Avec quelle confiance, avec quelle ignorance intrépide ce badaud de Paris prétend-il que les Brasiliens, et les Canadiens, et les Patagons, se sont donné le mot de s’arracher le poil sans avoir des pinces ! Quel secret se sont-ils communiqué du fleuve Saint-Laurent au cap de Horn pour empêcher la barbe de croître ? Quel est le voyageur, le colon américain, qui ne sache que ces peuples n’ont jamais eu de poil en aucune partie de leur corps ?

Les hommes, dans le nouveau monde, en sont privés, comme les lions y sont privés de crins 2 ; toute la nature était différente de la nôtre en Amérique quand nous la découvrîmes ; de même que, sur les bords méridionaux de l’Afrique, il n’y avait rien qui ressemblât aux productions de notre Europe, ni hommes, ni quadrupèdes, ni oiseaux, ni plantes.

Croira-t-on de bonne foi qu’un Lapon et un Samoyède soient de la race des anciens habitants des bords de l’Euphrate ? Leurs rangifères ou rennes, animaux qui ne se trouvent point ailleurs et qui ne peuvent vivre ailleurs, descendent-ils des cerfs de la forêt de Senlis ? Il n’a pas certainement été plus difficile à la nature de faire des Lapons et des rangifères que des nègres et des éléphants.
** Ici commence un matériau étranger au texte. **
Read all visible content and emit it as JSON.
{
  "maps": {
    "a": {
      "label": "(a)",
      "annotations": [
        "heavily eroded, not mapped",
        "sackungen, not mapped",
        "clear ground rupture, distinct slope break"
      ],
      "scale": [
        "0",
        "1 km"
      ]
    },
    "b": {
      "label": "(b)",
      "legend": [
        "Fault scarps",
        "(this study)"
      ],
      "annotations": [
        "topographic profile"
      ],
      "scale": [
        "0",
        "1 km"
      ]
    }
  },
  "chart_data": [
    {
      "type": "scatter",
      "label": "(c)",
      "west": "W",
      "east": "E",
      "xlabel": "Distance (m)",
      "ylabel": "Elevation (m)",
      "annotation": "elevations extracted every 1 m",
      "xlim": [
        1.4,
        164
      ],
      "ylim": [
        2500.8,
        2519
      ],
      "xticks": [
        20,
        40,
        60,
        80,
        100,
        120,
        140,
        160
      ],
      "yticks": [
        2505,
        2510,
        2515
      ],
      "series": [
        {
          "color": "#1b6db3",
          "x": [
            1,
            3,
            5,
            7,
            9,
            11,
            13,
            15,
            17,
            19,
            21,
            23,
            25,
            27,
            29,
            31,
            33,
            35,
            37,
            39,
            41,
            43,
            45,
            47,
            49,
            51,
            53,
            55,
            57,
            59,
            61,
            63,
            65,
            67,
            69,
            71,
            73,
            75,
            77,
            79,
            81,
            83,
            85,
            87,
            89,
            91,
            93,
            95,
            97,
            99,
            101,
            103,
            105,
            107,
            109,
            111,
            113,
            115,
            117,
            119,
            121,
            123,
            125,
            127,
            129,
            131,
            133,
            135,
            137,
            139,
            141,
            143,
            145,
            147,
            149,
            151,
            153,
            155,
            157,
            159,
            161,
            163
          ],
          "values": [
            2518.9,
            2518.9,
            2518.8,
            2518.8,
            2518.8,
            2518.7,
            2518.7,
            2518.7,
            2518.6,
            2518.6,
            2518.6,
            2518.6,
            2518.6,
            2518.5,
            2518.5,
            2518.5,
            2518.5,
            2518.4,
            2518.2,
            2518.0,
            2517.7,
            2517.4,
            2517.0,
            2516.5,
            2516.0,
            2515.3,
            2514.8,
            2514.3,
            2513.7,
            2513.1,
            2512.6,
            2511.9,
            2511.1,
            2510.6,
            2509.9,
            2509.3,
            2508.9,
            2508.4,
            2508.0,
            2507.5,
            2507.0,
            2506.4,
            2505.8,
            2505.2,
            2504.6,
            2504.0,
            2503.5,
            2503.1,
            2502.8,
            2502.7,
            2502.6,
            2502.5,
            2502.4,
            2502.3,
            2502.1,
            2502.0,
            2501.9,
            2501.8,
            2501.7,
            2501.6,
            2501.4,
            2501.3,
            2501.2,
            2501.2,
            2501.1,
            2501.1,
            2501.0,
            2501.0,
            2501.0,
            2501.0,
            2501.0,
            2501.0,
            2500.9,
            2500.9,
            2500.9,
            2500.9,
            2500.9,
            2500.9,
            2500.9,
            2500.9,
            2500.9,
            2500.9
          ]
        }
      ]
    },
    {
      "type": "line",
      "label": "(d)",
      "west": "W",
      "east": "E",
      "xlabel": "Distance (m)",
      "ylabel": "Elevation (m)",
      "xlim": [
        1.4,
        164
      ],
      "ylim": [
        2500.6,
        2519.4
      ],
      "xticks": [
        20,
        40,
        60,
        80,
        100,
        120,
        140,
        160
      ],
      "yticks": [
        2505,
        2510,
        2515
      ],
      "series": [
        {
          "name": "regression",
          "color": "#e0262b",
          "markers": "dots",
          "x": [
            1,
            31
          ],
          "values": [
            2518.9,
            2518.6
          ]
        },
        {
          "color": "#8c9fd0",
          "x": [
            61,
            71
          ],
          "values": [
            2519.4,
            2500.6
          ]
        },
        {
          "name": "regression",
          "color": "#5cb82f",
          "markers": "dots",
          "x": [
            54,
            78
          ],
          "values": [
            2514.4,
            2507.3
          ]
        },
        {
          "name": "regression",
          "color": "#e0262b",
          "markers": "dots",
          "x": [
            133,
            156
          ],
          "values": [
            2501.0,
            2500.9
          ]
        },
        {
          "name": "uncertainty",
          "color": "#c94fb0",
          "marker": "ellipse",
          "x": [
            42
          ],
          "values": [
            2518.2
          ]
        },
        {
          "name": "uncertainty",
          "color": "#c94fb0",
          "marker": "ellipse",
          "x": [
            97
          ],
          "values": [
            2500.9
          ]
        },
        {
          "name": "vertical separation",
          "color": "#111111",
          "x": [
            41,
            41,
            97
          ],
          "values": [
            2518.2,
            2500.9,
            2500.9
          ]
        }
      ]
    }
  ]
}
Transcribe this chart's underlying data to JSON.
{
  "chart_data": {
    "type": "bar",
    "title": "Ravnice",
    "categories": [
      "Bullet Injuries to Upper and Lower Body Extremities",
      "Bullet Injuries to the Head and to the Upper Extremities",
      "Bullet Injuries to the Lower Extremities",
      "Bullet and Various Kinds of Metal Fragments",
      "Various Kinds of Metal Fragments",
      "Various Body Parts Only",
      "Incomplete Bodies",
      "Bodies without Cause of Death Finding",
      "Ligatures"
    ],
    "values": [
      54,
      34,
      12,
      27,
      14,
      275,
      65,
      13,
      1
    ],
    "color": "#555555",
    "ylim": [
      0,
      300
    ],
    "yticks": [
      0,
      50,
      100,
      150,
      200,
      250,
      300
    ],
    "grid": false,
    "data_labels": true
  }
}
1. C’est à la page 215 du tome II que, dans l’édition de 1755 du Telliamed, se trouve la note que rapporte et blâme Voltaire. (B.)

2. Voici la lettre qu’un ingénieur en chef, qui a commandé longtemps en Canada, me fait l’honneur de m’écrire, du 1er décembre 17G8 :

« J’ai vu au Canada trente-deux nations différentes rassemblées à la fois pendant deux campagnes de suite dans notre armée, et je les ai vues avec des yeux assez curieux pour vous assurer qu’ils sont imberbes. Leurs femmes le sont aussi, et c’est un fait sur lequel vous pouvez également compter. Enfin, monsieur, non- seulement les Américains n’ont point de poil au menton, mais ils n’en ont dans aucune partie du corps. Ils en ont l’obligation à la nature, et non à la prétendue herbe dont le savant auteur de la rue Saint-Jacques prétend qu’ils se frottent. » (Note de Voltaire.)

— M. Carver, homme très-instruit, qui a fait un voyage dans l’Amérique septentrionale en 17G7, et qui a passé un hiver chez les sauvages, a imprimé qu’ils n’étaient imberbes que parce qu’ils s’arrachaient le poil. (K.)